Doubler le nombre de JEI
Chaque année, 50 jeunes entreprises innovantes (JEI) sont créées en Occitanie, pour un total de 400 actuellement. « Grâce à UT Innovation, nous souhaitons doubler ce nombre et maintenir un haut niveau de R&D », indique Nadia Pellefigue, vice-présidente de la Région en charge de l'Enseignement supérieur, de la recherche, de l'Europe et des relations internationales. L’élue rappelle que le Conseil régional mobilise 15 M€ dans les dispositifs de ce programme universitaire. Avec UT Innovation, il existe désormais deux PUI en Occitanie, puisque celui de Montpellier fait partie des cinq sites pilotes choisis pour tester le modèle il y a un an. Ce PUI, qui s’appuie sur le périmètre sur l’Université de Montpellier, a déjà mis en place plusieurs actions, comme la création de l’incubateur Initium interne à l’université et l’accélération sur l’initiative Companies and Campus pour accueillir dans le campus des entreprises venant mener des projets collaboratifs. Les deux PUI vont aussi partager un outil de présentation des plateformes technologiques ouvertes aux entreprises, qui vise à recenser les moyens d’essais auxquels les sociétés de la région peuvent accéder dans le monde académique.

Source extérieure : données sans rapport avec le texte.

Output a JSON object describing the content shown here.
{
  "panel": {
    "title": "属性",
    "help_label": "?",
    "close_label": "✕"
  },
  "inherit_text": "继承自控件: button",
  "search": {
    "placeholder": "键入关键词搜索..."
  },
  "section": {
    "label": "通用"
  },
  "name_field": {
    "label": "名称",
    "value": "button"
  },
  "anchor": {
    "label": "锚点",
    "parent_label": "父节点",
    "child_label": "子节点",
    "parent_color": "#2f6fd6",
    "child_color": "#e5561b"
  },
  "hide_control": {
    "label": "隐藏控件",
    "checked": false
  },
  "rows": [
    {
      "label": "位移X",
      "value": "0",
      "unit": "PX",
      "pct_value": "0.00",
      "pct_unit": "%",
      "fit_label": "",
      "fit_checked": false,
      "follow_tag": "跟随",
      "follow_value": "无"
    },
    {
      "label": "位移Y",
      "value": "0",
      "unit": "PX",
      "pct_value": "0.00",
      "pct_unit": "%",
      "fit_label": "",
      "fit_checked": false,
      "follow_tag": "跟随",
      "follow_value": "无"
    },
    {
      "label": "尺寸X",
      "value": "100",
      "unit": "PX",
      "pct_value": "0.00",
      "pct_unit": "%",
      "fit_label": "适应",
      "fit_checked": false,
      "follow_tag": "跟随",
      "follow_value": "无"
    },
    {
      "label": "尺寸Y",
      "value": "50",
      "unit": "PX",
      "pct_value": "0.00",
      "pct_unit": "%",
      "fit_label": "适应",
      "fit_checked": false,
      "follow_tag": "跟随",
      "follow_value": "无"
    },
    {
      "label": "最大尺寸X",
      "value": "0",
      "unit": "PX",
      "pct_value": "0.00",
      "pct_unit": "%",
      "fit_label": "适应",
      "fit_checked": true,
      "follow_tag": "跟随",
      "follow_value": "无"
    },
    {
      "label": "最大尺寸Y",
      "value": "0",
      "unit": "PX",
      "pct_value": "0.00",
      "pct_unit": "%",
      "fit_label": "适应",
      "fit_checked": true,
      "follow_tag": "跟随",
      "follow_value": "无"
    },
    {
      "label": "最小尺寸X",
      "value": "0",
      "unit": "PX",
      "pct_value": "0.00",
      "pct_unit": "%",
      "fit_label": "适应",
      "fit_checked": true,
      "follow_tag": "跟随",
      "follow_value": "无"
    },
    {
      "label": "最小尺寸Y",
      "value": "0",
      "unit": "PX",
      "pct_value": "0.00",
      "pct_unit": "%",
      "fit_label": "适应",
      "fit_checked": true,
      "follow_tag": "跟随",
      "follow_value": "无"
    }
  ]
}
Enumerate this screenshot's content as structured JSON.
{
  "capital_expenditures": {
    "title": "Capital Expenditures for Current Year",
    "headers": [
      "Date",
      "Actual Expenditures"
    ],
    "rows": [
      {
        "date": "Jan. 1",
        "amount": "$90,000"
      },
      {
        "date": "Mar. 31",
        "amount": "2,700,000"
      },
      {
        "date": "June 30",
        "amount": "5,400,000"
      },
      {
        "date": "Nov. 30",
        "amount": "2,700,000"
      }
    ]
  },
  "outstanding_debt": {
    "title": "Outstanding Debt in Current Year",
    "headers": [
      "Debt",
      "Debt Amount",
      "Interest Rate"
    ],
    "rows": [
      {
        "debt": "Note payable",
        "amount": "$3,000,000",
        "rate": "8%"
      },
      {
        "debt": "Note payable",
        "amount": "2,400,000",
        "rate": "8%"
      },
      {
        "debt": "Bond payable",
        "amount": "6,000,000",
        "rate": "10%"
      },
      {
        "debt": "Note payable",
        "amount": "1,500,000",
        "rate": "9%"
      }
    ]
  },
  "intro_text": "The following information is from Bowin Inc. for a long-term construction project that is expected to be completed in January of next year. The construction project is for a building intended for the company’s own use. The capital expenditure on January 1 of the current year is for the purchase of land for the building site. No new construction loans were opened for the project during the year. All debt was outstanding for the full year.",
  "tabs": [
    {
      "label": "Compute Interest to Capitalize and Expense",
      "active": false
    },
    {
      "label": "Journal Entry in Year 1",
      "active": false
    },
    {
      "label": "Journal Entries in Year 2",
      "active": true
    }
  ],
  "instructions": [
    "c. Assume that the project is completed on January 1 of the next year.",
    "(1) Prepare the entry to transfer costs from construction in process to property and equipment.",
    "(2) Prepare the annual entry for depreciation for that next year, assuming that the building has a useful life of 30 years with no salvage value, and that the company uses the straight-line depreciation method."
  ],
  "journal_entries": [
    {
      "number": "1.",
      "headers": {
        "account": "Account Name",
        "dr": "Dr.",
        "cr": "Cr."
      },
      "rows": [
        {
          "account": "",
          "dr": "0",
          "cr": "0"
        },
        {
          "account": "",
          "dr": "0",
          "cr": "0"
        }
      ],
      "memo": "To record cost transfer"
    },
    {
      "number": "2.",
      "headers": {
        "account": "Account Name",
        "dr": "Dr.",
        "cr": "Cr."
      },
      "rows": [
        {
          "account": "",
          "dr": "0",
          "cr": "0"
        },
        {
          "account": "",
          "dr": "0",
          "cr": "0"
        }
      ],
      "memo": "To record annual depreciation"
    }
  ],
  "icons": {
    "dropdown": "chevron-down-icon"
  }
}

3,7 % du PIB consacrés à la R&D
« Quand on veut régénérer un tissu économique, maintenir sa performance et son attractivité, il faut pouvoir transférer la technologie produite par la recherche vers les entreprises et être en capacité de répondre aux besoins nouveaux des territoires », poursuit Nadia Pellefigue. D’après la vice-présidente de la Région, l’Occitanie est la première région française en termes d’intensité de recherche, puisque 3,7 % du PIB sont consacrés à la R&D. « Nous avons aussi un nombre de brevets plus importants que d’autres territoires, car nous représentons 10 % des brevets français, contre 8 % du PIB », ajoute-t-elle. L'élue alerte néanmoins sur la suppression du crédit d'impôt innovation (CII) et du volet social du statut de JEI prévue dans le projet de loi de finances pour 2025.